Carriera da allenatore:
Malcantone Agno: promozione in Challenge League (2003), quarto posto (2004);
AC Lugano: ottavo posto in Challenge League (2005);
AC Bellinzona: nono posto (2006), secondo posto (2007, sconfitta nello spareggio-promozione). La squadra disputerà la finale di Coppa Svizzera (Swisscom Cup) il prossimo 6 aprile contro il Basilea; inoltre, il Bellinzona lotta per ottenere la promozione in Super League (Serie A).

Nato nel 1963 a Sarajevo, Vladimir Petkovic – figlio di una coppia insegnanti – ottiene nel 1985 il titolo di campione nazionale militando per la squadra della sua città.

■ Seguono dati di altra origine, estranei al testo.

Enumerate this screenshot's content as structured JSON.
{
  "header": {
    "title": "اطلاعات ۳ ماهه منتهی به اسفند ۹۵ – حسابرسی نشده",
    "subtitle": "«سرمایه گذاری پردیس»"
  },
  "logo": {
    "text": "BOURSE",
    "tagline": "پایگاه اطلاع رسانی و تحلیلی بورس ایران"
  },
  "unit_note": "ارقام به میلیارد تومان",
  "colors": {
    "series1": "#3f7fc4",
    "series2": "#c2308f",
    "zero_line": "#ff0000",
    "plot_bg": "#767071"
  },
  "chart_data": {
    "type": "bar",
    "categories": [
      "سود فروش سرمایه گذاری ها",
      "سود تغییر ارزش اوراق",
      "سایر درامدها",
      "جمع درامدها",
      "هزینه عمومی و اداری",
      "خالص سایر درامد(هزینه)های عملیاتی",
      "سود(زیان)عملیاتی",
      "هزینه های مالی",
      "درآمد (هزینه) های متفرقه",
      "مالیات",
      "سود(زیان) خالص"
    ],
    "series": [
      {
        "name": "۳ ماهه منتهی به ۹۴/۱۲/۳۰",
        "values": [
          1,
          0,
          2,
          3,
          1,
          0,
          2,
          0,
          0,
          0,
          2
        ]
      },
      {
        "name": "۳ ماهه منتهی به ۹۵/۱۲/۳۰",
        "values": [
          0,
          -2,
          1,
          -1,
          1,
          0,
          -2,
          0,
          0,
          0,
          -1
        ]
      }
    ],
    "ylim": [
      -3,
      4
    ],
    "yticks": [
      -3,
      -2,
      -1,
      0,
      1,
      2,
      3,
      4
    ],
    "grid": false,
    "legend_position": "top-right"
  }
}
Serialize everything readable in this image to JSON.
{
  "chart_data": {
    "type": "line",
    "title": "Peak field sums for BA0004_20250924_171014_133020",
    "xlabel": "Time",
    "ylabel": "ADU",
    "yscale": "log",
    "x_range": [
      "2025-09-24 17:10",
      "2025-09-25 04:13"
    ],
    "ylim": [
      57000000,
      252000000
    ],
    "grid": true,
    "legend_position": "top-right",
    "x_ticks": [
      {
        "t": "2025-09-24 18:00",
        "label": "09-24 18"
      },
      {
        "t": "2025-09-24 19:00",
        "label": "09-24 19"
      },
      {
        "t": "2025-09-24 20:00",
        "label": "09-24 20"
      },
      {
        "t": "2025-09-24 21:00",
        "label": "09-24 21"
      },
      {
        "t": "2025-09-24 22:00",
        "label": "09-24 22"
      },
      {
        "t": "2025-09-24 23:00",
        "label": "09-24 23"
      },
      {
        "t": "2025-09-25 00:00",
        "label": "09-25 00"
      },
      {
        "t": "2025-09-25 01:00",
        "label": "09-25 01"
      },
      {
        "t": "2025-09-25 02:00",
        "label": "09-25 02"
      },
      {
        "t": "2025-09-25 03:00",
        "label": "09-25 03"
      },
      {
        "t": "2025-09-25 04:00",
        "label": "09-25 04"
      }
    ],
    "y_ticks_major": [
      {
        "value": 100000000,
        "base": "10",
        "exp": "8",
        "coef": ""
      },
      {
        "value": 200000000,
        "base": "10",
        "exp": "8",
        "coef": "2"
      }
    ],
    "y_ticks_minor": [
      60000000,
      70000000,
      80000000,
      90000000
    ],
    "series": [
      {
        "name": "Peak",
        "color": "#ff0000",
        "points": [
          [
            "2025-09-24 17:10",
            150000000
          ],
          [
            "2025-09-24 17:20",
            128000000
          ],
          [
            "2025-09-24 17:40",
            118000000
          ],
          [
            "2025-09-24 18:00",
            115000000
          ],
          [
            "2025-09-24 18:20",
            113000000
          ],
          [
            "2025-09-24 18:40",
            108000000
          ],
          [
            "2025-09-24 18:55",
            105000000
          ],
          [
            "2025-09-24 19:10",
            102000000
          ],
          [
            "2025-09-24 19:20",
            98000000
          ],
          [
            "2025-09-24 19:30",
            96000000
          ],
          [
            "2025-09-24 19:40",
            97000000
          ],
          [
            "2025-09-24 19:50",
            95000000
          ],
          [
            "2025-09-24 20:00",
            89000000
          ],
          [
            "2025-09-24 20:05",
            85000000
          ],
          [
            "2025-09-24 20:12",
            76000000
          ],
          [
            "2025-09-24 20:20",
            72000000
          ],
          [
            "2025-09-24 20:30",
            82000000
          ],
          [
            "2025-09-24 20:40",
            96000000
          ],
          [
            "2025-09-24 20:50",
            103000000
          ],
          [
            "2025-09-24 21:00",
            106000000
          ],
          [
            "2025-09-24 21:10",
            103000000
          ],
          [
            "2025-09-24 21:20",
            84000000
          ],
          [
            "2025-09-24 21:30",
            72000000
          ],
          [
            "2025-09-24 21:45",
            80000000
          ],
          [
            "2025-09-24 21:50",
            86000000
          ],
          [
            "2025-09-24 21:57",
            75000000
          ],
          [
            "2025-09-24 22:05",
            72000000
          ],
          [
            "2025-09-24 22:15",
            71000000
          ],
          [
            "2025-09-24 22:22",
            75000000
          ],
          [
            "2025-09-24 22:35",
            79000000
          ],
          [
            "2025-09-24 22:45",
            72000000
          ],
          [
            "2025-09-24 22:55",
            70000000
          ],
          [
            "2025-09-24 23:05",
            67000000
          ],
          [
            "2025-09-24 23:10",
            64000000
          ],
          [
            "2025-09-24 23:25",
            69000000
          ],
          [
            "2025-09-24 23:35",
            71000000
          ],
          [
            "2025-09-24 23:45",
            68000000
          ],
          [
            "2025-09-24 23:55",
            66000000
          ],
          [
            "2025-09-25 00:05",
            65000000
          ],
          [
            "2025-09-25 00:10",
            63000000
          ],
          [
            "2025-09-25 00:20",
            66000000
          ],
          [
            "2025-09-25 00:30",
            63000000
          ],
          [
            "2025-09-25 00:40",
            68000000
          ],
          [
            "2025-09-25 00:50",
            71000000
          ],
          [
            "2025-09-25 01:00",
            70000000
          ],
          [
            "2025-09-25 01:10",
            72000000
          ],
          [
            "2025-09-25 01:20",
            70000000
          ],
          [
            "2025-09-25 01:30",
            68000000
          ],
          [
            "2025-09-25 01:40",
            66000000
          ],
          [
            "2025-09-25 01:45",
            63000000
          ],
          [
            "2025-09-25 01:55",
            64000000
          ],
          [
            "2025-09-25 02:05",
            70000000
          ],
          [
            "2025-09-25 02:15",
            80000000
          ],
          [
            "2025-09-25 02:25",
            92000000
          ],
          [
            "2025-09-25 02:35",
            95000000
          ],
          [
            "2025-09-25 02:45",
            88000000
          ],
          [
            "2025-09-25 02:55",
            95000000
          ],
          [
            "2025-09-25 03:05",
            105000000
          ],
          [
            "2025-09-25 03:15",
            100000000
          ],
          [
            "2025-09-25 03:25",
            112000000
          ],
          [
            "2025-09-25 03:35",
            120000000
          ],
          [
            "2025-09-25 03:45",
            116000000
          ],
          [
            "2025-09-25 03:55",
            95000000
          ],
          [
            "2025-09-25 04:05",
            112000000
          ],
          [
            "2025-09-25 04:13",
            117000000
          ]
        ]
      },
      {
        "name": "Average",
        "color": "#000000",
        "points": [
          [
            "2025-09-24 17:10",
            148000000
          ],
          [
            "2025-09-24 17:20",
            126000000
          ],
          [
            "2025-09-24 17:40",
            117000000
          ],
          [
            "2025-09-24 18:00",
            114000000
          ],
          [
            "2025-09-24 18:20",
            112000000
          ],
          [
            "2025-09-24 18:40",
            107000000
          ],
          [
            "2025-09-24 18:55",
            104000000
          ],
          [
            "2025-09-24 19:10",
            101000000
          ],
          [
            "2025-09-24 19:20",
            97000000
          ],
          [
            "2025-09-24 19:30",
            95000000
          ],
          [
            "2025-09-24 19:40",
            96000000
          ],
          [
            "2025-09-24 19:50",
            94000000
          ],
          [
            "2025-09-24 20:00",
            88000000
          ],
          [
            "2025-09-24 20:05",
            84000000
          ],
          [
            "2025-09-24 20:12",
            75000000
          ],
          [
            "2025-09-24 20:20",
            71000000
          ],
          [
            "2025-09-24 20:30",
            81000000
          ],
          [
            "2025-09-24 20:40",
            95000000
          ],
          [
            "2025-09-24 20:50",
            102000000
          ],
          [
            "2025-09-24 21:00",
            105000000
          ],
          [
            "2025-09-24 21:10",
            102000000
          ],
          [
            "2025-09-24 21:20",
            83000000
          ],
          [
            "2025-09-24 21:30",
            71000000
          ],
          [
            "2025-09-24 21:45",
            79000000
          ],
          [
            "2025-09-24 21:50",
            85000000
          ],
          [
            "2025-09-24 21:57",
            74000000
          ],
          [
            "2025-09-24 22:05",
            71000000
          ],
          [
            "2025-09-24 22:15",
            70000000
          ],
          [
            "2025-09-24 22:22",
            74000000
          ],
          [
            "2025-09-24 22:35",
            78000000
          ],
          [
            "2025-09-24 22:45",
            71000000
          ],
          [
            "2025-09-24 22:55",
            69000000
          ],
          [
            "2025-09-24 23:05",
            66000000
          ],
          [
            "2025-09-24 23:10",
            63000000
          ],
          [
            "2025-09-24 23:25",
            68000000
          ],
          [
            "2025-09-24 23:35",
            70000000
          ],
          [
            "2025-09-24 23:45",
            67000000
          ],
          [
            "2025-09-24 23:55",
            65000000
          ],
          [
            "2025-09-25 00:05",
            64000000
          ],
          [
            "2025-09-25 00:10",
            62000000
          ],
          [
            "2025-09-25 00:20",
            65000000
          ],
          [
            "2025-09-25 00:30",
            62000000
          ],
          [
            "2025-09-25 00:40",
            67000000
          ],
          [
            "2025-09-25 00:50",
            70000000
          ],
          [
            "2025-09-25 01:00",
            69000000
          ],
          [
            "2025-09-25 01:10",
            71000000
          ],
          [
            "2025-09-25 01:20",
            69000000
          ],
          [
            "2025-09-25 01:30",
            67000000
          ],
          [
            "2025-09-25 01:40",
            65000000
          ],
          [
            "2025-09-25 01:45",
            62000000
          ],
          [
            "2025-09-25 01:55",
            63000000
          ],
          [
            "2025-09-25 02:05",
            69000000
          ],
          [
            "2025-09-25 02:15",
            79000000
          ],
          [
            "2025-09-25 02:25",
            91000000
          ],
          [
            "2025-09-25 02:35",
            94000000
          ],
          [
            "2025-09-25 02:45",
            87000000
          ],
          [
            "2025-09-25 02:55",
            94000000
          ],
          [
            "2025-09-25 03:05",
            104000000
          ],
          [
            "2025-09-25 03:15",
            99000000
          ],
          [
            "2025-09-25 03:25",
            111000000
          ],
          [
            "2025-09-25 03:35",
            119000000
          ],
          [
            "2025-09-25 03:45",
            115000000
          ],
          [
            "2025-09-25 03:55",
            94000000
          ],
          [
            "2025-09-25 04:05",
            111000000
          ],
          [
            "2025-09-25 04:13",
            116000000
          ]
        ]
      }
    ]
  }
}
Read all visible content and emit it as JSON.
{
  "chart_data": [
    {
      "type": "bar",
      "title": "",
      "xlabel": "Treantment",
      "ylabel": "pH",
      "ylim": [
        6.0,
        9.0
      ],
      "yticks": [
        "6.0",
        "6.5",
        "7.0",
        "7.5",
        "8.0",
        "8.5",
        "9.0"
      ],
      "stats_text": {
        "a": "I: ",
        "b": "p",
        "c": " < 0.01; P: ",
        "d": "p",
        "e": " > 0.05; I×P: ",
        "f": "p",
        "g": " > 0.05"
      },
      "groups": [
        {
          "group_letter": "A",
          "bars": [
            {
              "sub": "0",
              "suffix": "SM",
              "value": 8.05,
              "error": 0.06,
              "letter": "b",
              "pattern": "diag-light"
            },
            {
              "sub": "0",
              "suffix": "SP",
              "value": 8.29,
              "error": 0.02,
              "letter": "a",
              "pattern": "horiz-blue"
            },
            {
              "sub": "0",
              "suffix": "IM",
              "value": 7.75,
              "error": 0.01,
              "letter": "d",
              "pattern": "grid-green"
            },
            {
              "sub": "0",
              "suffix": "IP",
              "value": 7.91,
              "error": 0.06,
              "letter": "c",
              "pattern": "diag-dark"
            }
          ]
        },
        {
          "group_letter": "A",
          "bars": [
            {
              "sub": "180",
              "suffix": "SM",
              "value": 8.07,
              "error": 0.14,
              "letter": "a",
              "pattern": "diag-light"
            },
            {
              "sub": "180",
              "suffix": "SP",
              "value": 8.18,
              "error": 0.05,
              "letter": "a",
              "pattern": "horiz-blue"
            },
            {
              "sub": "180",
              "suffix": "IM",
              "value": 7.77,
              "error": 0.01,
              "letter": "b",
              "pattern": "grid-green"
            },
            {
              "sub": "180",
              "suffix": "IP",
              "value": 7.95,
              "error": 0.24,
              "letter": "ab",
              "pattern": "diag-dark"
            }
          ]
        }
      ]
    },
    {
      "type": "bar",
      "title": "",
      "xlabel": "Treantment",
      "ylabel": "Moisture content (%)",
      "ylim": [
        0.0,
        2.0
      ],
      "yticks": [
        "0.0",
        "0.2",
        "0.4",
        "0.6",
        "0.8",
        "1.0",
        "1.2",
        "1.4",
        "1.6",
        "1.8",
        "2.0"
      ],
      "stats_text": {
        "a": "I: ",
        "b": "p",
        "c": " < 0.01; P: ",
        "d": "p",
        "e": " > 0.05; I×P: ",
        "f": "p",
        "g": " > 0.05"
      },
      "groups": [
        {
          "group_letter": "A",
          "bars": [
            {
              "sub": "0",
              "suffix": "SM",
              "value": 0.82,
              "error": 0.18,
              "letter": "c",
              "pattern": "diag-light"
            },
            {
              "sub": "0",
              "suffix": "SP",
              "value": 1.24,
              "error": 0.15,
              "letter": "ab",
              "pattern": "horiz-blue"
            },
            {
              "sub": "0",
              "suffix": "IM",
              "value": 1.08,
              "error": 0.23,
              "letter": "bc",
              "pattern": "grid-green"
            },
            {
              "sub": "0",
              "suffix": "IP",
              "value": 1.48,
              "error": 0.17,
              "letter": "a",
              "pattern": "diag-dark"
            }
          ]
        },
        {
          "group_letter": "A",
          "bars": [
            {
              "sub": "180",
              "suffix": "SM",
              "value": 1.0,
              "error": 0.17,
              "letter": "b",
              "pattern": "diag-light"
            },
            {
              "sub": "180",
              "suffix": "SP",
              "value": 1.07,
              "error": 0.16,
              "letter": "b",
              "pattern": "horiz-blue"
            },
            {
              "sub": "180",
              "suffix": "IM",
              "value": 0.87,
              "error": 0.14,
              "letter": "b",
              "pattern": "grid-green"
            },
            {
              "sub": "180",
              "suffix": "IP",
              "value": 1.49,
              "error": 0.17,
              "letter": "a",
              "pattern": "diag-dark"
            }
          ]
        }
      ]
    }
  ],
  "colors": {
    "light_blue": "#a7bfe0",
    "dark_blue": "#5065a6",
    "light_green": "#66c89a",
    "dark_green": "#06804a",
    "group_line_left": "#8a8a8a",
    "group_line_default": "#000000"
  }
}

Due anni più tardi Petkovic arriva in Svizzera come calciatore professionista. Anche la sorella, giocatrice di pallamano, decide di emigrare (attualmente è allenatrice in Francia).

Nel campionato svizzero, Petkovic disputa 17 stagioni da professionista con le maglie di Coira, Sion, Martigny, Bellinzona e Locarno. Ha quindi allenato il Buochs, il Malcantone Agno (diventato poi AC Lugano) e il Bellinzona, con cui sta ottenendo risultati eccellenti.

Sposato con Liljana e padre di due figlie, Petkovic – che dovrebbe ottenere in giugno la licenza Uefa di allenatore professionista – vive a Locarno e lavora, con un tasso d’occupazione del 100%, presso Caritas Ticino. Possiede il passaporto svizzero e quello croato.